Personal information
- Born: 26 January 1989 (age 37) Kendal, Great Britain

Sport
- Sport: Water polo

Medal record
Representing England
Commonwealth Championships
| Gold medal – first place | 2014 Aberdeen | Team competition |

= Glen Robinson (water polo) =

British water polo player (born 1989)

Glen Robinson (born 26 January 1989) is a British water polo player. At the 2012 Summer Olympics, he competed for the Great Britain men's national water polo team in the men's event. He is 6 ft 2 in inches tall.

==Career==
Robinson began his career with Kendal, originally swimming with future Olympic water polo player Chloe Wilcox. Robinson later moved to play for Lancaster where he was selected for England's junior squad, helping them to a Home Nations tournament win in 2006. Following this, he was invited to join the Great Britain junior squad and travelled to a tournament in Canada.

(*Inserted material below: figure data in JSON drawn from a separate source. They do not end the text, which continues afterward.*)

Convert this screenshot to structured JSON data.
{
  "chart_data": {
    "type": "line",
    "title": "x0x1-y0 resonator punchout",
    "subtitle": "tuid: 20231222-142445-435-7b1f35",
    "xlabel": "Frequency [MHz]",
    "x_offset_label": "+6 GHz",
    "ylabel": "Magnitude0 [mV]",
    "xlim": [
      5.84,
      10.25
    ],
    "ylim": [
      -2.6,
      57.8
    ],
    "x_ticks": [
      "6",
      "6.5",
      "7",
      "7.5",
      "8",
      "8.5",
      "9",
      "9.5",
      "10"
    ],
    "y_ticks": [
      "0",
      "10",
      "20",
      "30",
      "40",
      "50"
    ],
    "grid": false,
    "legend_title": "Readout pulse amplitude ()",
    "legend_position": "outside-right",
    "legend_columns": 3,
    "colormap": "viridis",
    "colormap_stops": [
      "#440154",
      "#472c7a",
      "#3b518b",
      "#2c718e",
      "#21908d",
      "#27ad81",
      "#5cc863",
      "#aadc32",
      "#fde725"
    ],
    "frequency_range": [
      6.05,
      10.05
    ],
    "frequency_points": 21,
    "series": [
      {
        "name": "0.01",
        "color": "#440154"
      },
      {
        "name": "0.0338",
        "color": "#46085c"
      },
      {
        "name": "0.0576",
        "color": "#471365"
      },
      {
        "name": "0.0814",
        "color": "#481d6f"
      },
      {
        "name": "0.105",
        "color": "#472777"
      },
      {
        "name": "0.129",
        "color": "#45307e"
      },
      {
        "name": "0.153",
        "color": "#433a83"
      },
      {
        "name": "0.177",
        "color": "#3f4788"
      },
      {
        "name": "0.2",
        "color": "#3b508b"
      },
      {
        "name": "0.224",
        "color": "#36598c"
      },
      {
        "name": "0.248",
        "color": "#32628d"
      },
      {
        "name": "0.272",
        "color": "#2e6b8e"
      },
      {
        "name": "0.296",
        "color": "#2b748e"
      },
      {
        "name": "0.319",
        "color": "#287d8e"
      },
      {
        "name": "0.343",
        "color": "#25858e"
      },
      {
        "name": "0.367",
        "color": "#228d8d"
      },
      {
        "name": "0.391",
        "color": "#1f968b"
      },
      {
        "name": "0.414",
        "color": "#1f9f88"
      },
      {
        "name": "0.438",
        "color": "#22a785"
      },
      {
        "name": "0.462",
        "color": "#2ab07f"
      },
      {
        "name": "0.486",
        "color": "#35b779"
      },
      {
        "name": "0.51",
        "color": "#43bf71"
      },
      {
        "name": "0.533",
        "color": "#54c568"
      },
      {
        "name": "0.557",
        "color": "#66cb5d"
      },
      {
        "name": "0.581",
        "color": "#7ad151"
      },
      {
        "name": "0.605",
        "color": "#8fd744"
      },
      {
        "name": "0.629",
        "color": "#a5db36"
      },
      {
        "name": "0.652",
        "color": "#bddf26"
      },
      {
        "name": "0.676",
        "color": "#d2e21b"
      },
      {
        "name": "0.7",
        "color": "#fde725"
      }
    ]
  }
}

In 2008, he scored against Spain to take Britain into the European Junior Championships.

In 2010, he relocated to Romania where he played for CS Rapid București. He later represented German club SV Würzburg 05.

He was selected for Great Britain's 2012 Olympic squad. He described the experience as his "pinnacle achievement".

In 2014, he was part of England's gold medal winning squad for the 2014 edition of the Commonwealth Water Polo Championships.

In 2015, he was again playing for Lancaster Water Polo Club and was still there by 2018.

==Personal life==
Robinson is a supporter of Liverpool.